The Pap Smear Test is a test for the diagnosis of cancer. It is most commonly used to detect cancer of the cervix and uterus, though it may be used to discover cancer of some other organs. The test, properly known as the Papanicolaou smear test, is named for the Greek-American physician George Nicholas Papanicolaou, who developed the technique. It is an important advance in medicine because it detects the earliest and most easily curable stage of cancer.

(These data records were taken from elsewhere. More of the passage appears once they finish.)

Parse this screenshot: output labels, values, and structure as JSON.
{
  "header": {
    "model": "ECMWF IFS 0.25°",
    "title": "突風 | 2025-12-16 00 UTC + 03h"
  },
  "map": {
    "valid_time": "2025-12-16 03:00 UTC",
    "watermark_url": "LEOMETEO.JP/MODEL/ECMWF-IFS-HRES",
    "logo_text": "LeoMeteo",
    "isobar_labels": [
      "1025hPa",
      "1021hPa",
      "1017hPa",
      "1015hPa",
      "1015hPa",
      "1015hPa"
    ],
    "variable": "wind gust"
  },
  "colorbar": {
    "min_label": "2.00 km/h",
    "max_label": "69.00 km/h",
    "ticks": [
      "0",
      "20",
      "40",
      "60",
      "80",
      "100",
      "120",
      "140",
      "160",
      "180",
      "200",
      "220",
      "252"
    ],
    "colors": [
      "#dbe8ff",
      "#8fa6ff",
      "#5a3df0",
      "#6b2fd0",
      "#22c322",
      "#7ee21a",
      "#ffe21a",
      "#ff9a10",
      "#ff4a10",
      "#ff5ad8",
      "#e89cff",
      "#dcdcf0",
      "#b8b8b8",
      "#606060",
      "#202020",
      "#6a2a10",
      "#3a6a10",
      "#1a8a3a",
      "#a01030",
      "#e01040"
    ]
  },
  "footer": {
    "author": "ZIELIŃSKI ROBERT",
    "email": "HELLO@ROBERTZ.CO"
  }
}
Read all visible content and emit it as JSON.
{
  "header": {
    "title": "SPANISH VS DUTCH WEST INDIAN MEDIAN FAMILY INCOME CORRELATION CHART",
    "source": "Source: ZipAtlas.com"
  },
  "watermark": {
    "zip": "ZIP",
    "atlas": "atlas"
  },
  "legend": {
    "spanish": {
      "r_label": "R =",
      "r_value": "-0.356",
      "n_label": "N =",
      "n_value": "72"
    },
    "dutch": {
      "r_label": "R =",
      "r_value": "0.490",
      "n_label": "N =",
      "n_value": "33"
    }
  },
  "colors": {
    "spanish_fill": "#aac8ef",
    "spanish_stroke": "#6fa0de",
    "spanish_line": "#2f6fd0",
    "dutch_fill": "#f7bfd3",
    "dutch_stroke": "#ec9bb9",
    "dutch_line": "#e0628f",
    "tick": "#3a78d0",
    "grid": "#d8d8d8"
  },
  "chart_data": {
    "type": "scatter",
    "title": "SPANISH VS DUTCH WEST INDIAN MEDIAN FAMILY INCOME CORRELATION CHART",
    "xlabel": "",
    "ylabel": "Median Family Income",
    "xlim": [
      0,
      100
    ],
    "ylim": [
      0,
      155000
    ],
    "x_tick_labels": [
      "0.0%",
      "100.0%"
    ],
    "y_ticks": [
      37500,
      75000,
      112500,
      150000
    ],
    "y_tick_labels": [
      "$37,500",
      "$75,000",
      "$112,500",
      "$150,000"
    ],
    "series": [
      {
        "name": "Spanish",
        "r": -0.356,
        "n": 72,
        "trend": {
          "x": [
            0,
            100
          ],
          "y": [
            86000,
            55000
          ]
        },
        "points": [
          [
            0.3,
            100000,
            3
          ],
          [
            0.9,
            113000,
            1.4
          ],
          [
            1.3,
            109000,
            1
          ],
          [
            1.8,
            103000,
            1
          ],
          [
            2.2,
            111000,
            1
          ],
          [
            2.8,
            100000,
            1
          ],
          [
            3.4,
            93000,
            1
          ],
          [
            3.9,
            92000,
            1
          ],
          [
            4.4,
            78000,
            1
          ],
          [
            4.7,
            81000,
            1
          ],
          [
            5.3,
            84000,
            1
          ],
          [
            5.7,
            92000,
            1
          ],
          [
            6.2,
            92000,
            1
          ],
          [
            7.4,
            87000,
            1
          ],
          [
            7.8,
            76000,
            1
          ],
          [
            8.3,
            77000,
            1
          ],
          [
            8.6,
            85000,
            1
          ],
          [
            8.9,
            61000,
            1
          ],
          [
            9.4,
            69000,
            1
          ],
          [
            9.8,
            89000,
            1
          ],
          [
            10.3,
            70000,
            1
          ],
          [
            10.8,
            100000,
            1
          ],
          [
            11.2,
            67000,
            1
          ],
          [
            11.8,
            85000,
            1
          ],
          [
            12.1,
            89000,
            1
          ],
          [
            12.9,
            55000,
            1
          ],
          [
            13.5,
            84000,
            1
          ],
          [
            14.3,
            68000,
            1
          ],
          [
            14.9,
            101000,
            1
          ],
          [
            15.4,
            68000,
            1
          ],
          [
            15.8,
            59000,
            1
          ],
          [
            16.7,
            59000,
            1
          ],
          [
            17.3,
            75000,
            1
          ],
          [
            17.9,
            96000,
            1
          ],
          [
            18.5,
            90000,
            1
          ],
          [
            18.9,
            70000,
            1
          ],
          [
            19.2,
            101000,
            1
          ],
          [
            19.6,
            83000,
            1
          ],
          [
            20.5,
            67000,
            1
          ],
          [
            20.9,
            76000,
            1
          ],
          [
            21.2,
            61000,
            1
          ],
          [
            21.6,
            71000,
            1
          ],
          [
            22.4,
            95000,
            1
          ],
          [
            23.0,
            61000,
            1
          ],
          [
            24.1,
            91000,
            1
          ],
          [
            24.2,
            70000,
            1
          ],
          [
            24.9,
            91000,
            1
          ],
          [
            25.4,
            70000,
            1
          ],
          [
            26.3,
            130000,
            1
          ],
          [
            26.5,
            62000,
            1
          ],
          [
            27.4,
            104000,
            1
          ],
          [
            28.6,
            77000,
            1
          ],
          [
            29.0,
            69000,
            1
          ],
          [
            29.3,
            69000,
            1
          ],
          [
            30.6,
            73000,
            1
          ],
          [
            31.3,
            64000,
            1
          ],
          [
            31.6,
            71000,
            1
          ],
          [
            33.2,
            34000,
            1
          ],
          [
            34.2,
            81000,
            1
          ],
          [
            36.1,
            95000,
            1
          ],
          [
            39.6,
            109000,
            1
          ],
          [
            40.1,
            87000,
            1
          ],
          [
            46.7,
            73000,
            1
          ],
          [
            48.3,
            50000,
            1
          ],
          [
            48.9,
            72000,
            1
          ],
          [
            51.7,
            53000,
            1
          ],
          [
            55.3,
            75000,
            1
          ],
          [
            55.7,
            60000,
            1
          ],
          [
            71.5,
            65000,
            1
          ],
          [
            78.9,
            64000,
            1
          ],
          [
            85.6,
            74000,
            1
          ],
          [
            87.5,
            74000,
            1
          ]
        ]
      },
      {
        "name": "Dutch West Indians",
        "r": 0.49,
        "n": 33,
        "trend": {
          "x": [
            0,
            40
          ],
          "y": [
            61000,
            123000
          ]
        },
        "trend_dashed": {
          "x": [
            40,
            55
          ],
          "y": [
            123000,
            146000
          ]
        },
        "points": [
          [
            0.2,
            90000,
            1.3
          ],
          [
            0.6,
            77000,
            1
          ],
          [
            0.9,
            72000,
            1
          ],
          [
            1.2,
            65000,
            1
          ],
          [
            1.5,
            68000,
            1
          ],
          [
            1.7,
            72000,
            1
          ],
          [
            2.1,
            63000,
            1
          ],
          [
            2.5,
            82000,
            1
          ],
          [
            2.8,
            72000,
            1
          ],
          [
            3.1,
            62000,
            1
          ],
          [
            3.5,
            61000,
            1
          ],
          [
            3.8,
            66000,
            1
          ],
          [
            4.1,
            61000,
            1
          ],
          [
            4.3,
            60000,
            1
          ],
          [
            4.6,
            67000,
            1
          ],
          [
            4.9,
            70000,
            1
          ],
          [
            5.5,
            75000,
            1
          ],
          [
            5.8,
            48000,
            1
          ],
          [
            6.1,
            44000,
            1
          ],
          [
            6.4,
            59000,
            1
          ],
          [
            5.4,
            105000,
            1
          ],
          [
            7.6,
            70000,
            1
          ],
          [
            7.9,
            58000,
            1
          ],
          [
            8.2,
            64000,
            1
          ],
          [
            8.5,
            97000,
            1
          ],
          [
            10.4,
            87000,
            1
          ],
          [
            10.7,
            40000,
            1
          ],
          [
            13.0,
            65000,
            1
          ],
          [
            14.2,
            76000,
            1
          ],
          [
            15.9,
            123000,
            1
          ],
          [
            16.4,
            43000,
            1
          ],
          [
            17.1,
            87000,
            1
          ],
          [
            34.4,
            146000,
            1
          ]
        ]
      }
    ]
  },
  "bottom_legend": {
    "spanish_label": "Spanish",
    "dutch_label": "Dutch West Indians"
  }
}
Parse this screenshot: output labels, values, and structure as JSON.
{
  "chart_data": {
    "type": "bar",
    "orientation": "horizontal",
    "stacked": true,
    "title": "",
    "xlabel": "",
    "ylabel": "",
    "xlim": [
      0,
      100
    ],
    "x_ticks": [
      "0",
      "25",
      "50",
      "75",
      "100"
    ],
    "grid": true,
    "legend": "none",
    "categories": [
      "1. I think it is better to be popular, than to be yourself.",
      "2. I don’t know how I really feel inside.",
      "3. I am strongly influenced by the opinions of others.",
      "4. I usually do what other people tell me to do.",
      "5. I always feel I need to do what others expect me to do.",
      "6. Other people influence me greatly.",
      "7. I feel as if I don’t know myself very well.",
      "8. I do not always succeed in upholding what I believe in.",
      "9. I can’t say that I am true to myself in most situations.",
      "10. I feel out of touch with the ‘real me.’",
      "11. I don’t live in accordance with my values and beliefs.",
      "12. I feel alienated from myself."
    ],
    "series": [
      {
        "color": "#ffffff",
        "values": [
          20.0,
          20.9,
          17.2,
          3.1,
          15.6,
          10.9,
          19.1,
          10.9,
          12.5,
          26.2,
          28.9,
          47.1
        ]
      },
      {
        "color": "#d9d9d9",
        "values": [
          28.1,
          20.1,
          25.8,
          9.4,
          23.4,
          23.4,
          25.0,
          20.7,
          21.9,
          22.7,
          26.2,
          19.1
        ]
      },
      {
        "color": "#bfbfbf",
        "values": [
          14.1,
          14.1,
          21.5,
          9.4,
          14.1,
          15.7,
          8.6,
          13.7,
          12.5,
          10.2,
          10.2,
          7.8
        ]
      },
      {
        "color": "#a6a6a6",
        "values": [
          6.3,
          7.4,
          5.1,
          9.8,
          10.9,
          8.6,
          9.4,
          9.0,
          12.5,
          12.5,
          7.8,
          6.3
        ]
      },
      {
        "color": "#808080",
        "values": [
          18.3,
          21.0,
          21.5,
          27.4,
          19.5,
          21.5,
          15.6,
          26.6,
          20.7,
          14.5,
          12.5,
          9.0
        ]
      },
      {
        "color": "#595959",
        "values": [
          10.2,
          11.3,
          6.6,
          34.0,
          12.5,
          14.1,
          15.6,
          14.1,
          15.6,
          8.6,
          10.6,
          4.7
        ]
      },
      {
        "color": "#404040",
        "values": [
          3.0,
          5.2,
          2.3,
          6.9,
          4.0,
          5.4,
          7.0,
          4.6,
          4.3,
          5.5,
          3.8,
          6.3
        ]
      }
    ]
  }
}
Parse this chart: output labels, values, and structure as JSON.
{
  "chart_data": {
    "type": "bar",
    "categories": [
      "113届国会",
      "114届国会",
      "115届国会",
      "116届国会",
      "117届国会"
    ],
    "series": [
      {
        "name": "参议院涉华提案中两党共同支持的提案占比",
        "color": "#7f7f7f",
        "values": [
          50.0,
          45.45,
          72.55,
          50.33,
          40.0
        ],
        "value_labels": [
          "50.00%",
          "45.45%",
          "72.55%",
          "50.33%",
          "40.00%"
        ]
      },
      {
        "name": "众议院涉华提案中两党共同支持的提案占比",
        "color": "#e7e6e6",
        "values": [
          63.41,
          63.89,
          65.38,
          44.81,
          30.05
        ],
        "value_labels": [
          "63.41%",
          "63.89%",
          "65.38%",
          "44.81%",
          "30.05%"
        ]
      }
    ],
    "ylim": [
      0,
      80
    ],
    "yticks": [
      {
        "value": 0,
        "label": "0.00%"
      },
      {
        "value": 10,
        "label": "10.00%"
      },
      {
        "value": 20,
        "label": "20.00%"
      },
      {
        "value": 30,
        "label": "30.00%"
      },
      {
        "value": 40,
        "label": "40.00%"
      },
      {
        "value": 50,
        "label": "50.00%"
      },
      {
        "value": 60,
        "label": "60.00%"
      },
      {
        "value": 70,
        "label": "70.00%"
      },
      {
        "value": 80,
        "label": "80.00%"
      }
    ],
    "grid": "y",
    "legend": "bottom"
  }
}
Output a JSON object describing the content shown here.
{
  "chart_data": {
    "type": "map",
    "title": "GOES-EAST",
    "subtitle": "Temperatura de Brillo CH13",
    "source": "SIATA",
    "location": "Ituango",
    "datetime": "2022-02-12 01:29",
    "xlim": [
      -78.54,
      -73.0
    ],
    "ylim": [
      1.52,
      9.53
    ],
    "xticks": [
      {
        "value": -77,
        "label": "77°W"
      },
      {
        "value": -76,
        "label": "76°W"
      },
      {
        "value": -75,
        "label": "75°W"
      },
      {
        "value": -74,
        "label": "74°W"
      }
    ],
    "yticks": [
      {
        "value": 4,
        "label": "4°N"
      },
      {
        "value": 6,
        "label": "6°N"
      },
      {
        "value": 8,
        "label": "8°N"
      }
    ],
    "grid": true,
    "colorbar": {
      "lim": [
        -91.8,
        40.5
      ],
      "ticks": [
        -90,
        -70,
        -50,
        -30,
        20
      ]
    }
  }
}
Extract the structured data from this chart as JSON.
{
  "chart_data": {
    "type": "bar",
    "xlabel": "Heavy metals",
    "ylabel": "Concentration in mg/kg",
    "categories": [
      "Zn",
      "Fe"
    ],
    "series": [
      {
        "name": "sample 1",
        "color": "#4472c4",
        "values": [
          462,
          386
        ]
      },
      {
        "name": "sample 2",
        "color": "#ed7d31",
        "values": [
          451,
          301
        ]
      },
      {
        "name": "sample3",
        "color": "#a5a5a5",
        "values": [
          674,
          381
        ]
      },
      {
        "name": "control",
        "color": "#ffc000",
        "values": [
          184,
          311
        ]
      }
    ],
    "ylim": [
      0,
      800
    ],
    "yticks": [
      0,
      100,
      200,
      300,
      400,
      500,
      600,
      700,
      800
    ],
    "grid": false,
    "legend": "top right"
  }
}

The Pap smear test is based on the fact that all types of cancer, even in their earliest stages, shed atypical cells. In the case of cancer of the cervix or uterus, these liberated atypical cells float singly or in groups into the secretions of the uterus, cervix, and vagina and mix with the normal cells present. The physician uses a special instrument to rub the surface of the cervix to obtain a sample of cells. Specialists stain the smear and study it microscopically to determine the nature of the cells present.
The smears are generally interpreted in five classes: class I, the absence of atypical cells; class II, the presence of some atypical cells but no evidence of cancer; class III, the presence of cells suspicious of cancer; class IV, the presence of cells strongly suggestive of cancer; and class V, the presence of cells that are definitely malignant.
Pap smears do not, however, provide a final diagnosis, and they are not 100% accurate. They are more reliable for detecting early cancer of the cervix than for cancer of the body of the uterus, largely because it is more difficult for the physician to obtain cells from the body of the uterus. If cancer is suspected, a biopsy is performed—that is, a small piece of uterine tissue is surgically removed and studied.
A Pap smear test should be made at least once a year on all women over 20 years of age, including pregnant women, and preferably twice a year on all women over 35. The procedure is easily carried out in a physician's office, and it is painless. A woman planning to have a Pap smear test should not douche the day before or the day of the test nor use a contraceptive jelly or other substance that may affect the cells or lining of the genital tract.